Zibambele is the Zulu word for "doing it for ourselves". The Zibambele Road Maintenance system was introduced into rural KwaZulu Natal in 1999. The maintenance of rural access roads is contracted out to households, who are responsible for a certain length of road for a period of one year. Accordingly, Zibambele uses labour intensive, road maintenance methods in order to provide an income to destitute families. By the end of 2000, over 6000 rural households had been contracted.
The length of road allocated to each household depends on the difficulty of the terrain. Contractors generally tend between 600 and 1500 metres of road. The yardstick used in allocating the length of road to a Zibambele contractor is that maintenance activities should not exceed 60 hours a month. This is to allow income to be spread more widely, and to allow contracting households' time for other activities.
The Zibambele programme targets destitute families who have no other source of income. In addition, it is a gender affirmative programme, with more than 98% of existing contracts having been awarded to women headed households.
The contract is made with a household rather than an individual so that the responsibility can be shared, and there is always someone available to work.

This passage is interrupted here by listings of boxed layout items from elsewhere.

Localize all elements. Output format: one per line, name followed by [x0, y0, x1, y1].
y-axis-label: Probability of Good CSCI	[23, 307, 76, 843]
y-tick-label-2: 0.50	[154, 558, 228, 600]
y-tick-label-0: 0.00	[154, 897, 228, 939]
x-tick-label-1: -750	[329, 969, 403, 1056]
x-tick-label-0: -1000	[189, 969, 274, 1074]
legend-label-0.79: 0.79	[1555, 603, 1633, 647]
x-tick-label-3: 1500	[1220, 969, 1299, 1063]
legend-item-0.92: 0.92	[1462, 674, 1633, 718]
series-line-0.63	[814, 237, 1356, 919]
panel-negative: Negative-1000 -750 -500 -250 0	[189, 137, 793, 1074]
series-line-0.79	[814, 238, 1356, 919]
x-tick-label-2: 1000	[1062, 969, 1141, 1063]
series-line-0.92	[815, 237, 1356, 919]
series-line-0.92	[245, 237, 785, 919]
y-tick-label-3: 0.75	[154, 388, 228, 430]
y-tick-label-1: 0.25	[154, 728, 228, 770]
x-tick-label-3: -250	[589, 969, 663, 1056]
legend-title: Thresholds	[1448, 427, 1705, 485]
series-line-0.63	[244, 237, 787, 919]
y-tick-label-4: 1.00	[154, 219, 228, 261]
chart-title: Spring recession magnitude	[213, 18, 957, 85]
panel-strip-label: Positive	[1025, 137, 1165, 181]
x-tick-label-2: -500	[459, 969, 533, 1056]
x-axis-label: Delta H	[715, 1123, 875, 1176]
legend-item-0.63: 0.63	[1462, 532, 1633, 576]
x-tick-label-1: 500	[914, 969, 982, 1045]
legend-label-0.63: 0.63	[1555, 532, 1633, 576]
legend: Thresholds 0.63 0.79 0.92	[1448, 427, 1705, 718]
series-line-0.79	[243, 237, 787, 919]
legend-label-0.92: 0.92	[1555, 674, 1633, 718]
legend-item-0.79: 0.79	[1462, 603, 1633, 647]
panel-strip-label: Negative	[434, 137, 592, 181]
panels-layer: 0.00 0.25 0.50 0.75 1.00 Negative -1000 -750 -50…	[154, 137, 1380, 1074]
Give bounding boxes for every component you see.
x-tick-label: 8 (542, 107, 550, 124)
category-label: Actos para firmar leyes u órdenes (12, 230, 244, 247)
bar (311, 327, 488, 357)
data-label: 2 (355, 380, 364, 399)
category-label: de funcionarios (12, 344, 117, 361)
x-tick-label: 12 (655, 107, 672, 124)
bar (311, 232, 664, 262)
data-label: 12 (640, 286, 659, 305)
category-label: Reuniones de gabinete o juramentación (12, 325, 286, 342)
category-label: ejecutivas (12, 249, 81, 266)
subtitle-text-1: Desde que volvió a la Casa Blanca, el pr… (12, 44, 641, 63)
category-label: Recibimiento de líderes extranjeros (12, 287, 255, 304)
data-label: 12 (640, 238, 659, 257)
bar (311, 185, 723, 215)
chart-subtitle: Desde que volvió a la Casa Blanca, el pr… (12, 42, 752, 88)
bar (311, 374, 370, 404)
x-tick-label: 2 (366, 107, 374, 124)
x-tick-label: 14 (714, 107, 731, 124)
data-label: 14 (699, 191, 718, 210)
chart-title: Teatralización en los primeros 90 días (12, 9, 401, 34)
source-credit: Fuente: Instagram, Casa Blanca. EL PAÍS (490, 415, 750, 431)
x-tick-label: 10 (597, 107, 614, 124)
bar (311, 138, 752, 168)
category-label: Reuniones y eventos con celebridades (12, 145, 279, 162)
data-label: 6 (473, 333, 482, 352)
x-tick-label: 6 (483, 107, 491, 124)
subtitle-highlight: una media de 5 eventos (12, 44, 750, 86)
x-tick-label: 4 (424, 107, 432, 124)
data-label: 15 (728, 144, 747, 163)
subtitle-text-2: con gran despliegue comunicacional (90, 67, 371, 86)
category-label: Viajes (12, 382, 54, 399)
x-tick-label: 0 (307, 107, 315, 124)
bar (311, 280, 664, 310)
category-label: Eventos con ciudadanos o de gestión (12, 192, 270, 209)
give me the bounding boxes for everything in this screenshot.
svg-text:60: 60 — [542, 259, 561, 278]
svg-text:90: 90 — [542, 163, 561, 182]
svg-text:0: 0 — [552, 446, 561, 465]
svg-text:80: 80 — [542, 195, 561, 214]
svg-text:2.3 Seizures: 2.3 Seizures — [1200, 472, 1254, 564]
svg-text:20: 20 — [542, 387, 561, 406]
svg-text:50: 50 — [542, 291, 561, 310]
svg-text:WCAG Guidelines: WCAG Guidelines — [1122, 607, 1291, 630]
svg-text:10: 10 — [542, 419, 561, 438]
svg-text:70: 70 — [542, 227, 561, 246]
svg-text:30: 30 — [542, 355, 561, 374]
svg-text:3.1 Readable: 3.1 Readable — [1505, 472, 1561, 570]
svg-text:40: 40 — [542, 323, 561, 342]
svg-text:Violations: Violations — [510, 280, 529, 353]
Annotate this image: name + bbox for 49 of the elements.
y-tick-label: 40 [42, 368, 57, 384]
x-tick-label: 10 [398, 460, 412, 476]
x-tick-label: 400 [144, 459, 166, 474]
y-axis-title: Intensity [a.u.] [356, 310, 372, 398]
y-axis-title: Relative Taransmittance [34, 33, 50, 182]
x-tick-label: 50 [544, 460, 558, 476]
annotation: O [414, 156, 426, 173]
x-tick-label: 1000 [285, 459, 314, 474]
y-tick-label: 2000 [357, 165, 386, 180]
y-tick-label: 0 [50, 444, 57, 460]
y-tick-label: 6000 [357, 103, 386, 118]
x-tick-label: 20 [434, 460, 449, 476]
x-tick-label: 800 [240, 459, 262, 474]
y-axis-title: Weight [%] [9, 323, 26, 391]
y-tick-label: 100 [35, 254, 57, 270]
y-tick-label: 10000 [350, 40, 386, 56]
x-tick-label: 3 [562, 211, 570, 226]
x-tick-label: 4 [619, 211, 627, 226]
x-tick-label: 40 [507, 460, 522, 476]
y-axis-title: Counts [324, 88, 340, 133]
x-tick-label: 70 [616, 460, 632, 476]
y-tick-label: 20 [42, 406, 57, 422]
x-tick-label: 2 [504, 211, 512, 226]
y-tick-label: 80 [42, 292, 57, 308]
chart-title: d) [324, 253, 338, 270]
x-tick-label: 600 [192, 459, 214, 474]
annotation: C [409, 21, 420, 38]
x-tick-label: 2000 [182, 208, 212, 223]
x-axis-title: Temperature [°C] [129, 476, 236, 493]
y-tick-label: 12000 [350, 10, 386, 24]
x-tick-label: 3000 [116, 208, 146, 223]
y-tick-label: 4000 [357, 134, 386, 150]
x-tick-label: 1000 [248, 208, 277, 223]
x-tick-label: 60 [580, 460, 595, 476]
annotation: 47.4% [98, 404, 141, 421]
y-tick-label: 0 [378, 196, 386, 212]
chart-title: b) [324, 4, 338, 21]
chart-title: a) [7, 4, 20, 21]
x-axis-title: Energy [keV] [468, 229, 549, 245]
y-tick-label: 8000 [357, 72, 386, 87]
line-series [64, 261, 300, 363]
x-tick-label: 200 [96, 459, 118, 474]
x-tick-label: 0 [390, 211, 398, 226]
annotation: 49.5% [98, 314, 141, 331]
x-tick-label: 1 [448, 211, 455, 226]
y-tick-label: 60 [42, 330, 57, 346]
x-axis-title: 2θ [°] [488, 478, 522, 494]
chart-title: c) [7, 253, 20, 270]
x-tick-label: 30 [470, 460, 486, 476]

The contracted households are chosen by the community themselves, who identify families who are most in need of assistance. Families with any other source of income are excluded, for example, where a family member receives a grant or pension.
The contracted household supplies a person to work on the road for 2 days per week, and is supplied with a set of tools, and basic training. In addition to maintaining the road surface, drainage system and verges, contractors are responsible for the removal of litter and noxious weeds. Tasks are set and monitored by an overseer who typically looks after 130 contracts and reports monthly on progress. The overseers are managed by a social consultant and a technical consultant who report to the Department.
The combination of an income and the contact with a social consultant assists extremely impoverished families to gain access to food, education and health services. There are other important interventions: assistance is provided with obtaining ID documents, opening banking accounts, setting up savings clubs and accessing credit, with a view to allowing a member of the household to start a small business.
"The demand for Zibambele contracts is almost overwhelming and the selection process has unmasked levels of grinding poverty that truly shock" S'bu Ndebele, KwaZulu Natal Minister of Transport.
Innovation: While maintaining the rural roads network, impoverished households are provided with a regular income. The most needy households are identified and chosen by their own communities. Contracts are awarded to households rather than to individuals, ensuring the spread of the responsibility and the income. Women headed households are targeted, despite the powerful patriarchy which pervades rural KwaZulu Natal. In addition to being gender affirmative, this focus is also based on findings that welfare transfers to women are spread further into the community than those to men.
Poverty impact: The project targets the most impoverished sector in South Africa, namely rural women-headed households, and provides a regular and sustainable income, and access to essential services. The project eventually aims to award 40 000 contracts. During 1999/2000, a total of 2700 contracts were awarded. The Department of Transport has budgeted for 6000 contracts to be awarded during 2000/2001. The number of contracts awarded will increase annually until the target of 40 000 is reached. The contractors receive a total monthly income of R250-00. The contractors are also given assistance with obtaining Identity Documents. They are also introduced to savings clubs and credit unions in order to promote financial security. This approach is aimed at encouraging contractors to utilise the skills learned through Zibambele to start their own ventures and thus reducing dependence on the project as well as making space for other households to become involved.
Replication: The project is capable of replication in other rural settings in South Africa if state funding is committed.